A bad X-Ray Spex cover reinforces the original’s inimitable appeal

In Hear This, A.V. Club writers sing the praises of songs they know well—some inspired by a weekly theme and some not, but always songs worth hearing.

My introduction to X-Ray Spex was perhaps the least “authentic” imaginable: via a college lit course titled Post-Punk British Culture. (Unless you count the sample from “Oh Bondage, Up Yours” that my local modern-rock station used in its promo bumpers while I was growing up, which is even lamer.) But my love for the group’s debut, Germfree Adolescents, was instant and enduring, and if the fact that I found it via a syllabus makes me a poseur, well, I don’t care. But my love of that record is genuine and deep enough that I admit feeling a slight pang of indignant outrage upon encountering Kate Nash’s airless 2012 cover of “Warrior In Woolworths,” even though I generally think getting mad about covers—or any song, for that matter—is pretty silly.

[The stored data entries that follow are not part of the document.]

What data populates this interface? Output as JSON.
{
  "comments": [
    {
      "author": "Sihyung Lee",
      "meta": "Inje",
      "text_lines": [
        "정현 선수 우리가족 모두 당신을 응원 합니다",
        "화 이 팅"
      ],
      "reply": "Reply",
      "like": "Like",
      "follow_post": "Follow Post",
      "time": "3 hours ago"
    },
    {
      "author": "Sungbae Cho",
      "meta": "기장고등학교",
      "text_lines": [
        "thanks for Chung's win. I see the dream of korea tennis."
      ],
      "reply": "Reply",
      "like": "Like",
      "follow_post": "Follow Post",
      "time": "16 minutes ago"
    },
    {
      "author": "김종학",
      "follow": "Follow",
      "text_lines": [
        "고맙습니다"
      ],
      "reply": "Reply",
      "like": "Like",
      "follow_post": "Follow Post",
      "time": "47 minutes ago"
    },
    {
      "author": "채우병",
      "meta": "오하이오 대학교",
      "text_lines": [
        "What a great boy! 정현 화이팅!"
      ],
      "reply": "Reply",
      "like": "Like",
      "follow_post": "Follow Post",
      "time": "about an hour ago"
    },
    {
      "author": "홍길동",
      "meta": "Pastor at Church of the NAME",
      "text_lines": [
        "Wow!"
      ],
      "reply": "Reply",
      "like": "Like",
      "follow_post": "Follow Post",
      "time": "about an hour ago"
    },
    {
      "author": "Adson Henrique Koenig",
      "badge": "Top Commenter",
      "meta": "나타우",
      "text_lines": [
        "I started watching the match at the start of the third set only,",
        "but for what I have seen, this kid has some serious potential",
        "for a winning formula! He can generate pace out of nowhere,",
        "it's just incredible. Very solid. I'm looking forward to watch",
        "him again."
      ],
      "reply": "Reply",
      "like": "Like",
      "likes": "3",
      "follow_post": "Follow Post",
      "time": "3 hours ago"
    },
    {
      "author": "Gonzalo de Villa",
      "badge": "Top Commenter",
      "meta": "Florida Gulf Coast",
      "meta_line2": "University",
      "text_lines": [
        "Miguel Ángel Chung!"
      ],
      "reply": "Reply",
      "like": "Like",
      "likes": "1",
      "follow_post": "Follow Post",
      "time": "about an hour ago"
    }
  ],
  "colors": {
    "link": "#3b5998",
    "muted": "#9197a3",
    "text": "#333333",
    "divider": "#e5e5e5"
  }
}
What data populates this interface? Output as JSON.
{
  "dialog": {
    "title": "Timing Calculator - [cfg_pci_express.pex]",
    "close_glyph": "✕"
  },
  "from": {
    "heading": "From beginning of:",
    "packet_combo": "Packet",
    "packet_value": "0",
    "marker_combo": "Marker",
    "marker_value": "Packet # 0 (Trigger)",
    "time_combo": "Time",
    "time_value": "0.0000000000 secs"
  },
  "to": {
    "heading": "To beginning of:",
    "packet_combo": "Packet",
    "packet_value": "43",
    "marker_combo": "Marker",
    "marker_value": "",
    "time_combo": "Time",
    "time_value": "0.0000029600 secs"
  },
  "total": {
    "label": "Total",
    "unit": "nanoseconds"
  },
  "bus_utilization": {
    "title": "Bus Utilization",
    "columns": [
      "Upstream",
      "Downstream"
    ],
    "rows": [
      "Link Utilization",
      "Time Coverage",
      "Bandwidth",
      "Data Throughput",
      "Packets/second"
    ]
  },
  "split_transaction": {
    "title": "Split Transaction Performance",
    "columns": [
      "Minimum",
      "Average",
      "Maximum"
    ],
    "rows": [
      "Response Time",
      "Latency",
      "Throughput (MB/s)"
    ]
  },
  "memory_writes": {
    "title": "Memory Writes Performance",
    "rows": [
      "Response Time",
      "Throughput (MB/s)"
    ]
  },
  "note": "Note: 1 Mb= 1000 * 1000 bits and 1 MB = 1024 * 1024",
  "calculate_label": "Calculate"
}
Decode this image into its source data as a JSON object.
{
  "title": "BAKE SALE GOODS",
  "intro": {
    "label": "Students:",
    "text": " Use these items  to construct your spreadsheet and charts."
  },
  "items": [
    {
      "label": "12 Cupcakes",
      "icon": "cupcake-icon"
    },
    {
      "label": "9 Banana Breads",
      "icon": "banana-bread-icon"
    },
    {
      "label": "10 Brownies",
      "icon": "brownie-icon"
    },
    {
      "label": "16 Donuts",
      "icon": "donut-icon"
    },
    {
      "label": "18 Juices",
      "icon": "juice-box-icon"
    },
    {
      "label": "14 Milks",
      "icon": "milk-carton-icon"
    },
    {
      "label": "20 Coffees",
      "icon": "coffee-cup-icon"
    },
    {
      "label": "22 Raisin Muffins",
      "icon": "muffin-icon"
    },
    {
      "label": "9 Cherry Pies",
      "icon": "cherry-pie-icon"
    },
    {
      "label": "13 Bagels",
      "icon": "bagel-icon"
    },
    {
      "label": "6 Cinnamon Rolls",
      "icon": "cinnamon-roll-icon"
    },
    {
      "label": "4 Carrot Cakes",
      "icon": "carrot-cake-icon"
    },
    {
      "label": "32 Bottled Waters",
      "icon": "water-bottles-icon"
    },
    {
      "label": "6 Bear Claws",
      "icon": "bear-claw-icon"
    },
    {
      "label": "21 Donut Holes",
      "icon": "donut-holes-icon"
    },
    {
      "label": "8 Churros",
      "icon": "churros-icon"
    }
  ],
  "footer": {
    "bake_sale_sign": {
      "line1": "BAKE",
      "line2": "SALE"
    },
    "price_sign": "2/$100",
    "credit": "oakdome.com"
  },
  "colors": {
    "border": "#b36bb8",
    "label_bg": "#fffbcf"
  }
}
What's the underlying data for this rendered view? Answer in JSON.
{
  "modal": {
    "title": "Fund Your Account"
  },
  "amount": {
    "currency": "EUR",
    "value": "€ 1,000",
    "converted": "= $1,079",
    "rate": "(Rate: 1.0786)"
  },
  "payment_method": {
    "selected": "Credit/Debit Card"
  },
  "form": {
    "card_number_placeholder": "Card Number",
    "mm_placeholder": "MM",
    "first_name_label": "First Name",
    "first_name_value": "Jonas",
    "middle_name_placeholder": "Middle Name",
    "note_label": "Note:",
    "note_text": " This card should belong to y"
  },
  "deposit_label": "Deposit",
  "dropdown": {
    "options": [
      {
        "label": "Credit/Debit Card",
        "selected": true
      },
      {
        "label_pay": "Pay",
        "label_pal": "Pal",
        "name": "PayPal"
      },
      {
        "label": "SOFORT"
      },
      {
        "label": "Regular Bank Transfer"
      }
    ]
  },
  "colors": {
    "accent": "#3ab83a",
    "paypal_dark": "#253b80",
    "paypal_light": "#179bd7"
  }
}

It’s not that I don’t like Nash, or that I begrudge her for covering a kickass song, but her version strips all the fun out of “Warrior,” with Nash turning in a listless impression of the admittedly inimitable Poly Styrene, and, most egregiously, subbing out X-Ray Spex’s signature squawking saxophone for a guitar and weird spoken-word overdub. Really, the only nice thing I can say about it is it reinforces how great the original is, with its memorable bass riff chugging underneath Styrene at her most sweetly acidic—not to mention that aforementioned saxophone line. The original is a love-at-first-listen kind of song, and if that means it’s ruined me for other versions, I’m totally fine with that.